[Numpy-discussion] Enum/Factor NEP (now with code)

Wed Jun 13 17:19:57 EDT 2012

On 6/13/12 1:54 PM, Wes McKinney wrote:
> OK, I need to spend some time on this as it will directly impact me.
> Random thoughts here.
>
> It looks like the levels can only be strings. This is too limited for
> my needs. Why not support all possible NumPy dtypes? In pandas world,
> the levels can be any unique Index object (note, I'm going to change
> the name of the Factor class to Categorical before 0.8.0 final per
> discussion with Nathaniel):

The current for-discussion prototype currently only supports strings. I 
had mentioned integral levels in the NEP but wanted to get more feedback 
first. It looks like you are using intervals as levels in things like 
qcut? This would add some complexity. I can think of a couple of 
possible approaches I will have to try a few of them out to see what 
would make the most sense.

> The API for constructing an enum/factor/categorical array from fixed
> levels and an array of labels seems somewhat weak to me. A very common
> scenario is to need to construct a factor from an array of integers
> with an associated array of levels:
>
>
> In [13]: labels
> Out[13]:
> array([6, 7, 3, 8, 8, 6, 7, 4, 8, 4, 2, 8, 8, 4, 8, 8, 1, 9, 5, 9, 6, 5, 7,
>         1, 6, 5, 2, 0, 4, 4, 1, 8, 6, 0, 1, 5, 9, 6, 0, 2, 1, 5, 8, 9, 6, 8,
>         0, 1, 9, 5, 8, 6, 3, 4, 3, 3, 8, 7, 8, 2, 9, 8, 9, 9, 5, 0, 5, 2, 1,
>         0, 2, 2, 0, 5, 4, 7, 6, 5, 0, 7, 3, 5, 6, 0, 6, 2, 5, 1, 5, 6, 3, 8,
>         7, 9, 7, 3, 3, 0, 4, 4])
>
> In [14]: levels
> Out[14]: Int64Index([0, 1, 2, 3, 4, 5, 6, 7, 8, 9])
>
> In [15]: Factor(labels, levels)
> Out[15]:
> Factor:
> array([6, 7, 3, 8, 8, 6, 7, 4, 8, 4, 2, 8, 8, 4, 8, 8, 1, 9, 5, 9, 6, 5, 7,
>         1, 6, 5, 2, 0, 4, 4, 1, 8, 6, 0, 1, 5, 9, 6, 0, 2, 1, 5, 8, 9, 6, 8,
>         0, 1, 9, 5, 8, 6, 3, 4, 3, 3, 8, 7, 8, 2, 9, 8, 9, 9, 5, 0, 5, 2, 1,
>         0, 2, 2, 0, 5, 4, 7, 6, 5, 0, 7, 3, 5, 6, 0, 6, 2, 5, 1, 5, 6, 3, 8,
>         7, 9, 7, 3, 3, 0, 4, 4])
> Levels (10): array([0, 1, 2, 3, 4, 5, 6, 7, 8, 9])

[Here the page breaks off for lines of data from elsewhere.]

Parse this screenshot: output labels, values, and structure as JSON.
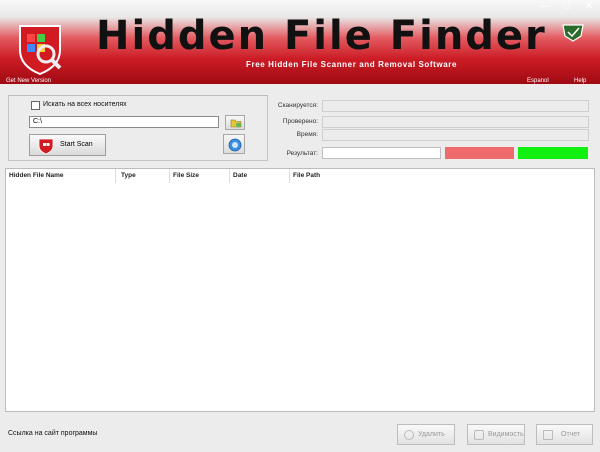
{
  "header": {
    "title": "Hidden File Finder",
    "subtitle": "Free Hidden File Scanner and Removal Software",
    "get_new_version": "Get New Version",
    "lang_primary": "Espanol",
    "lang_secondary": "Help"
  },
  "window_controls": [
    "—",
    "□",
    "✕"
  ],
  "scan_panel": {
    "search_all_drives_label": "Искать на всех носителях",
    "path_value": "C:\\",
    "start_scan_label": "Start Scan"
  },
  "status_panel": {
    "scanning_label": "Сканируется:",
    "checked_label": "Проверено:",
    "time_label": "Время:",
    "result_label": "Результат:"
  },
  "colors": {
    "result_red": "#ef6a6a",
    "result_green": "#11f011",
    "banner_red": "#cc1c26"
  },
  "table": {
    "columns": [
      "Hidden File Name",
      "Type",
      "File Size",
      "Date",
      "File Path"
    ],
    "rows": []
  },
  "footer": {
    "site_link": "Ссылка на сайт программы",
    "delete_label": "Удалить",
    "visibility_label": "Видимость",
    "report_label": "Отчет"
  }
}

I originally had a very similar interface in the NEP. I was persuaded by 
Mark that this would be redundant:

In [10]: levels = np.factor(['a', 'b', 'c'])   # or levels = 
np.factor_array(['a', 'b', 'c', 'a', 'b']).dtype
In [11]: np.array(['b', 'b', 'a', 'c', 'c', 'a', 'a', 'a', 'b'], levels)
Out[11]: array(['b', 'b', 'a', 'c', 'c', 'a', 'a', 'a', 'b'], 
dtype='factor({'c': 2, 'a': 0, 'b': 1})')

This should also spell even more closely to your example as:

labels.astype(levels)

but I have not done much with casting yet, so this currently complains. 
However, would this satisfy your needs (modulo the separate question 
about more general integral or object levels)?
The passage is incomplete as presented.